For me, the daily tasks of trying to get the government to  ease problems for people financially damaged by the shut downs continues, as does the need to help the local NHS and social care providers where required.

I have stressed repeatedly to the government that their cash assistance to people and companies needs to be faster and easier to access. The initial success in getting schemes to allow workers to keep their jobs with state payment of 80% of wages , and with assistance for the self employed, was most welcome. There remain delays and gaps in provision.

The Treasury has made a few improvements and needs to make more. I have passed on frustrations with banks over access to credit lines. The Governor of the Bank of England and the Chancellor have written a joint letter to the commercial banks asking them to open the schemes and lend the money, but issues still remain.

I am  sending  in more detailed proposals for tackling the pinch points in existing financial support  and for widening access to help schemes. Directors of small businesses are not looked after, job changers can lose out, and companies placing employees into furlough are still not in receipt of any cash to help pay the wages.

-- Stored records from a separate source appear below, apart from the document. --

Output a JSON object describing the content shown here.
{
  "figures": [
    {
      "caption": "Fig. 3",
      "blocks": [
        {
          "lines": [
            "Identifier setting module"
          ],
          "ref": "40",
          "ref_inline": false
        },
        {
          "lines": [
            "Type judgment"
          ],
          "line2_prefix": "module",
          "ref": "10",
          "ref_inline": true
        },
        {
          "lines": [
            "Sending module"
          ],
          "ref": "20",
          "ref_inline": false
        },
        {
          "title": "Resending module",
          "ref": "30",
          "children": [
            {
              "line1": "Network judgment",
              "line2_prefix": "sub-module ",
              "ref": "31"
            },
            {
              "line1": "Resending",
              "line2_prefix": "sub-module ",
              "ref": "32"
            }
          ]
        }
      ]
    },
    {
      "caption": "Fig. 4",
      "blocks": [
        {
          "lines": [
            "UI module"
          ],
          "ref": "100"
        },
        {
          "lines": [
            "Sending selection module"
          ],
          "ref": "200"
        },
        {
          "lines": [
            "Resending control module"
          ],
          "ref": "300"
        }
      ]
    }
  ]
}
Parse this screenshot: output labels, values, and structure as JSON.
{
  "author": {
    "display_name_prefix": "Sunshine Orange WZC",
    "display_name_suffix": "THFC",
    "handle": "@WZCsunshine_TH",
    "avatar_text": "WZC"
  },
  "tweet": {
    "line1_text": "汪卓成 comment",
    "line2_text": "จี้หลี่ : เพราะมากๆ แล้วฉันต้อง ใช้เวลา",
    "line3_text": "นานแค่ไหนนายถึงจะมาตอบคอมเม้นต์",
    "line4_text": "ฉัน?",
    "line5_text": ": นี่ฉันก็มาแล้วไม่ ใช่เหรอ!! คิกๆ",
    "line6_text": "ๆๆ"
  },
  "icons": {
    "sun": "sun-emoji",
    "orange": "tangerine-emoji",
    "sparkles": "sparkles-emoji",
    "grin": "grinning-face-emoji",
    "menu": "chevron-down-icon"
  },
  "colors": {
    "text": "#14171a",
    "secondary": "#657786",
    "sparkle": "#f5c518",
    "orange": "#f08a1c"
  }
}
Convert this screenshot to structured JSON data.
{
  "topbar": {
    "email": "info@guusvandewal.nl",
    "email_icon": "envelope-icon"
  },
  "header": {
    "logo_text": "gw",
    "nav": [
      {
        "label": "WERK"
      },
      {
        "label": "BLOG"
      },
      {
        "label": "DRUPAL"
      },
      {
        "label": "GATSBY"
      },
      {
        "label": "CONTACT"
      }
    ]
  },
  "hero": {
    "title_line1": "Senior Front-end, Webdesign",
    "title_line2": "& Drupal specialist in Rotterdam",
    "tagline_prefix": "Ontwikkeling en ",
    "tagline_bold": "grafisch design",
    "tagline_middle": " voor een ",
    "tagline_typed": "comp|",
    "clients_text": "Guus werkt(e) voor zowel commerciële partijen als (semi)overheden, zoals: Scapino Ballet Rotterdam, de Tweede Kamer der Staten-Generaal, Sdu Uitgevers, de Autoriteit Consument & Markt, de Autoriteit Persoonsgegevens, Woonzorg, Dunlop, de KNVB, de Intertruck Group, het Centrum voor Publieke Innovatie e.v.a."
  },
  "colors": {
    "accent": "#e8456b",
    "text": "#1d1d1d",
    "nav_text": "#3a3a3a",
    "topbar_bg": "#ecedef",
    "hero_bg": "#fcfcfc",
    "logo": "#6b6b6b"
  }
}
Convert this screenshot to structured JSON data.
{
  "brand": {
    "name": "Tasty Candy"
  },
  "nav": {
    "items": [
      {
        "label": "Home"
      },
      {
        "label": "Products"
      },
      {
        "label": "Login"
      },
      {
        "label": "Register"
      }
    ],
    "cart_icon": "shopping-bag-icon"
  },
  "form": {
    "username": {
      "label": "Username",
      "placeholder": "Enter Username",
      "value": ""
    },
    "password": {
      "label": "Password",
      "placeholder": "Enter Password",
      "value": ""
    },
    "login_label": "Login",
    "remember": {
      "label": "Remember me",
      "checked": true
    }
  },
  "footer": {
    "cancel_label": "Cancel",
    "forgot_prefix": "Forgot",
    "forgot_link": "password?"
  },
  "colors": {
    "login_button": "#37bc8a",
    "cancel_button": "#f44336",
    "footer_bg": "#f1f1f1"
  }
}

Ministers want to help, but it is taking time for the administrative procedures to be put into place and to operate on the scale required.

There have been issues over the supply of protective clothing for health and care workers. I have taken these up centrally as have many others  and  more is promised. Companies around the country are engaged in increasing manufacture. There is plenty of government money to buy the kit, and plenty of Ministerial will to see more delivered, but the system is stretched by the sudden and continuing surge in demands.

Many people want to see more tests done to see if people have the virus. Testing care staff who are ill or have been in contact with those who are would allow the return to work of those without the disease. Ministers have made very clear they want many more tests carried out. They  were also prepared to buy 3.5 million tests kits to see if people had had the virus and gained some immunity as well. These kits turned out not to be reliable so the order has not yet gone ahead. The tests for the disease that are being supplied are important for patients in hospital and for care workers as priorities. Government is encouraging the ramp up of more production.

The big decision to be made is how long should the lock down continue?  The medical and scientific advice is that it is necessary to limit the spread of the disease. It does do grave damage to the economy, denying many people the right to work, costing us many lost jobs and damaged businesses. I have been putting forward proposals of how we might start to lift the restrictions so more can go to work, whilst keeping strong protections for the old and vulnerable with other medical conditions who are most at risk from the virus. I am also seeking more accurate figures about the impact of the virus and the capacity we have available to handle patients. It is vital that this important decision is taken on the  basis of reliable data.